Unilateral submandibular gland excision results in a decreased rate of resting salivary flow and might cause xerostomia. It is commonly reported after submandibular gland excision. Springborg, L.K. et all found that %22.1 of the patients complained about xerostomia after surgery[20]. In our study, no patients complained about postoperative xerostomia except four patients who had preoperative xerostomia. Their complaints continued after the surgery.

The main disadvantages of transcervical exicision are the presence of an external scar and the higher rates of marginal mandibular nerve trauma in comparison to other techniques[21]. The marginal mandibular nerve passes superficially to the fascia of the submandibular gland and deeply to the plane of the platysma (Fig.7). Consequently, surgical dissection within the fascia poses the least risk of damage to the nerve[22]. We found an 33% risk of temporary marginal paresis and one patient showed temporary hypoglossal nerve paresis. This rate is relatively higher than other studies in literature . Mentioned above studies mostly include adult patients and we don't have large series pediatric sialolithiasis. Submandibular gland exicision in pediatric patients should be performed with small incision because of wound healing. This reason may be cause slightly higher marginal paresis rate but it is transient not permanent.

In the literature, postoperative hematoma rate was approximately %10 at adult age.
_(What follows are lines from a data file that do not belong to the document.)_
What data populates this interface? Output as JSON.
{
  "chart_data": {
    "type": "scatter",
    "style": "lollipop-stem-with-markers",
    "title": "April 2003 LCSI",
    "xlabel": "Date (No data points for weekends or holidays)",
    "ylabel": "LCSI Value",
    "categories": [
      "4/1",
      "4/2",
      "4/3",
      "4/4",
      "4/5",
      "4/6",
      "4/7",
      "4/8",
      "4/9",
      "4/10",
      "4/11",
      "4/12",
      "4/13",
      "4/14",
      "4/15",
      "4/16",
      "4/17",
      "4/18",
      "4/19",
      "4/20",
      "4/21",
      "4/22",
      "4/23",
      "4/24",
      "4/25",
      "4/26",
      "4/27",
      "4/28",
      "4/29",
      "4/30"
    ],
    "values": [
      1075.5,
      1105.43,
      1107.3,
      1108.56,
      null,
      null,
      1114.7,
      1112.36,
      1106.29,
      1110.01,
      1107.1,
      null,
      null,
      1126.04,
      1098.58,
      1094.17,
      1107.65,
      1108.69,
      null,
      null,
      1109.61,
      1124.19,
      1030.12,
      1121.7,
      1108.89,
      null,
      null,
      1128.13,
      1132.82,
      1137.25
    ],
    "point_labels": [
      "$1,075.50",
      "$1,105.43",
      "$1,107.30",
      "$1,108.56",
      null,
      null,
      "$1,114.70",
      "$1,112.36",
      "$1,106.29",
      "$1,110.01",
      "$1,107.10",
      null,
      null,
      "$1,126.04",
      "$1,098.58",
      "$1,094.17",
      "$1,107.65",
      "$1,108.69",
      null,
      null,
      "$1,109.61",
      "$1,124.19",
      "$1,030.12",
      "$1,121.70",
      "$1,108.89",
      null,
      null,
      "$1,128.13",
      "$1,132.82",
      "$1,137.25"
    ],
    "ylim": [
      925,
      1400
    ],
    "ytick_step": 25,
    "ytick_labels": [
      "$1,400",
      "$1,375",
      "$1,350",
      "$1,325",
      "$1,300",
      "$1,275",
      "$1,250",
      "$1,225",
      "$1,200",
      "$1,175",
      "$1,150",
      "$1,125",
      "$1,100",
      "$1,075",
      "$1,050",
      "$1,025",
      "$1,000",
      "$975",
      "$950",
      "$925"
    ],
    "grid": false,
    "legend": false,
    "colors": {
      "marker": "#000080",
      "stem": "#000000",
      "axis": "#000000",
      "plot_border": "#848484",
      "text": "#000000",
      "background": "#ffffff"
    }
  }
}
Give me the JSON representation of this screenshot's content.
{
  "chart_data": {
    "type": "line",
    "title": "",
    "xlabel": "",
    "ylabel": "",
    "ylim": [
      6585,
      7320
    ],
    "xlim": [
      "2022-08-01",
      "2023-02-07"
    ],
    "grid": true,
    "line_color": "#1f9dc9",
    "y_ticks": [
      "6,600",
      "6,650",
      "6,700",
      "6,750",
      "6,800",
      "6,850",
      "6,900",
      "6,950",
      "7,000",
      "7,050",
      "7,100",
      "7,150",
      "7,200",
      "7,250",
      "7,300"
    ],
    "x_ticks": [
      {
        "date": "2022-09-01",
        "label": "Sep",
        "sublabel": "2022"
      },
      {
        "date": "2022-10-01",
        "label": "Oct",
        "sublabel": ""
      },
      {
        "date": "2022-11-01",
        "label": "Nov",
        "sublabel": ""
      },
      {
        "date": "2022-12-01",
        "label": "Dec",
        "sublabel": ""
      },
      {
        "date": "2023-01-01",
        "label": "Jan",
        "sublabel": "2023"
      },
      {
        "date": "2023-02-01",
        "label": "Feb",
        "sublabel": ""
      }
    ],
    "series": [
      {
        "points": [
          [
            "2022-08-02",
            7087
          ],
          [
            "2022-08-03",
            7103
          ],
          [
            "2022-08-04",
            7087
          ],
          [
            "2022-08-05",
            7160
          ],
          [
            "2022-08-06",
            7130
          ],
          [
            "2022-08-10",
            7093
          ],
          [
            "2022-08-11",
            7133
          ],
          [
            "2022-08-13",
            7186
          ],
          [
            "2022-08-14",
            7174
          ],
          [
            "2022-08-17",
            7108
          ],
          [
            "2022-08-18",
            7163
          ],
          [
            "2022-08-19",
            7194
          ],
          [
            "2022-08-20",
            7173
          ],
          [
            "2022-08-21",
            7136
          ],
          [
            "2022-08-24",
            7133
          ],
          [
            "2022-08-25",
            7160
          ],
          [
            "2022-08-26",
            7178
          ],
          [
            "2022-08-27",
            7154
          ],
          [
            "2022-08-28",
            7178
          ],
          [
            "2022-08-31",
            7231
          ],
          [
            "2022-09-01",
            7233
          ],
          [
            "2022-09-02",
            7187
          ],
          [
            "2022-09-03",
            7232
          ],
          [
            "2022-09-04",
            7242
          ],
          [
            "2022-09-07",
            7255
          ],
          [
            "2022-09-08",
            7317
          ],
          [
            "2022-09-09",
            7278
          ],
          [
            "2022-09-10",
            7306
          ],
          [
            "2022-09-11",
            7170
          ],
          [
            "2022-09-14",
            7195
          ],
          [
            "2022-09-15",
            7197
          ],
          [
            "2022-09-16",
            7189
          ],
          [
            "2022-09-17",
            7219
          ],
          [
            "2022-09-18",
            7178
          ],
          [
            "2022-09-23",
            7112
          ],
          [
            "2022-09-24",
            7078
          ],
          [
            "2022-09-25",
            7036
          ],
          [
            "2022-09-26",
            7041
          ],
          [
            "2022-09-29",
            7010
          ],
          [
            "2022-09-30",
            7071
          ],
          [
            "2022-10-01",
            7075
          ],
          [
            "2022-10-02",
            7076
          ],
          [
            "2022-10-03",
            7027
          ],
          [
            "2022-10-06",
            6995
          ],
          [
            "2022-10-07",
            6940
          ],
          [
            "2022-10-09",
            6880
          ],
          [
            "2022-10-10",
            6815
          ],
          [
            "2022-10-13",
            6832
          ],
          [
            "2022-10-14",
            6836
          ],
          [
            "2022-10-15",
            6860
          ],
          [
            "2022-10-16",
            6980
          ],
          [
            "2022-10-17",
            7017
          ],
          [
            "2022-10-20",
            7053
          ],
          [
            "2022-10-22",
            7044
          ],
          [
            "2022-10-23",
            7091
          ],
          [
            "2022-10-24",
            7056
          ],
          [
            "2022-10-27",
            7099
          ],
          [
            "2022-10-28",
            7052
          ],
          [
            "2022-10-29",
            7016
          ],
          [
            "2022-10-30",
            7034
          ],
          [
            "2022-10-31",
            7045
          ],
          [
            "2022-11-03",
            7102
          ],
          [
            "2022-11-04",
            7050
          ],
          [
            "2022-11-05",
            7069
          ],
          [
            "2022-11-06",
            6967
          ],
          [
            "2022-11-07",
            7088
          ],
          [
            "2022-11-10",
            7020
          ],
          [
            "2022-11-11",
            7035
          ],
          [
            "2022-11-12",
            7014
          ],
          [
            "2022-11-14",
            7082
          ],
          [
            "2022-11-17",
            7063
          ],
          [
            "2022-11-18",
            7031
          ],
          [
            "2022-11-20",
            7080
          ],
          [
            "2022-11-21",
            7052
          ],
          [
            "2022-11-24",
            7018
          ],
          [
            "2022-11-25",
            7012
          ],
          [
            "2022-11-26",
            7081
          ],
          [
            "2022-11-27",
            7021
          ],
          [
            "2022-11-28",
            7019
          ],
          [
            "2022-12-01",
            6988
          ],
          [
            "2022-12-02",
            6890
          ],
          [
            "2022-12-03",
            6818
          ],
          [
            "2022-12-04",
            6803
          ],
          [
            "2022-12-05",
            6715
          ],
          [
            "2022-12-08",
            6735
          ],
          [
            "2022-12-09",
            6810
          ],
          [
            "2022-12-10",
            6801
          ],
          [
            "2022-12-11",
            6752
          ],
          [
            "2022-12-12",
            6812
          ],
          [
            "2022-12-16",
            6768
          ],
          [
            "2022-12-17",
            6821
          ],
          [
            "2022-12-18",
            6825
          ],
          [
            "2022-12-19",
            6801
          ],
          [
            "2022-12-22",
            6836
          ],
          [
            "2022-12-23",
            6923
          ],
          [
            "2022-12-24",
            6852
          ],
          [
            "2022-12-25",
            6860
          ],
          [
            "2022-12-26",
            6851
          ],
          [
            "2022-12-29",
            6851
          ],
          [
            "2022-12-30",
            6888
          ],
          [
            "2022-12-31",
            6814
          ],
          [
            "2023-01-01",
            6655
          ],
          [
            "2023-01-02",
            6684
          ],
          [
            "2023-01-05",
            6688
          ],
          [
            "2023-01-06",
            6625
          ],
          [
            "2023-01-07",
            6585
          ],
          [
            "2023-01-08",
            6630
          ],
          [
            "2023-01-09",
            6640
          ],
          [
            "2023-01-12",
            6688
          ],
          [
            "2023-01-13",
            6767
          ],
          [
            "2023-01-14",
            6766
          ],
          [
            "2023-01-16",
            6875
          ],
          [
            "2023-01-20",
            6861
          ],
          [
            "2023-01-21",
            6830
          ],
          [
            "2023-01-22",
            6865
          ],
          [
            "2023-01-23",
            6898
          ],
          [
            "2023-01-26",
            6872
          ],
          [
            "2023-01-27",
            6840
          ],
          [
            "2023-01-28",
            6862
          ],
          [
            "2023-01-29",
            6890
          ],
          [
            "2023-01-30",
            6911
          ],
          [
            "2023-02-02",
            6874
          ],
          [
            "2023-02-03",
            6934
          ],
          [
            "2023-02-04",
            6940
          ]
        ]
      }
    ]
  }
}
Kukuckova, B. et al found that a significantly higher risk of hematomas in patients with sialoadenitis compared to sialolithiasis[23]. We did'nt observe any hematoma or seroma. This can be related with all patients who are pediatric and with sialolithiasis in this study. Similarly, postoperative infection was not detected any patients in this study. There is no knowledge about sialolithiasis rate when it comes to postoperative complication in pediatric population.


Although submandibular sialolithiasis is a rare diseases entity, swelling of the neck in pediatric patients should be considered as an submandibular sialolithiasis. Treatment options of sialolithiasis in pediatric patients differs in as against an adult patients. Gold standart treatment is transcervical exicision. In pediatric patients, this surgery can be hazardous with regard to high rate of complication. Thus, surgeon should be carefull during surgery in pediatric patients with sialolithiasis.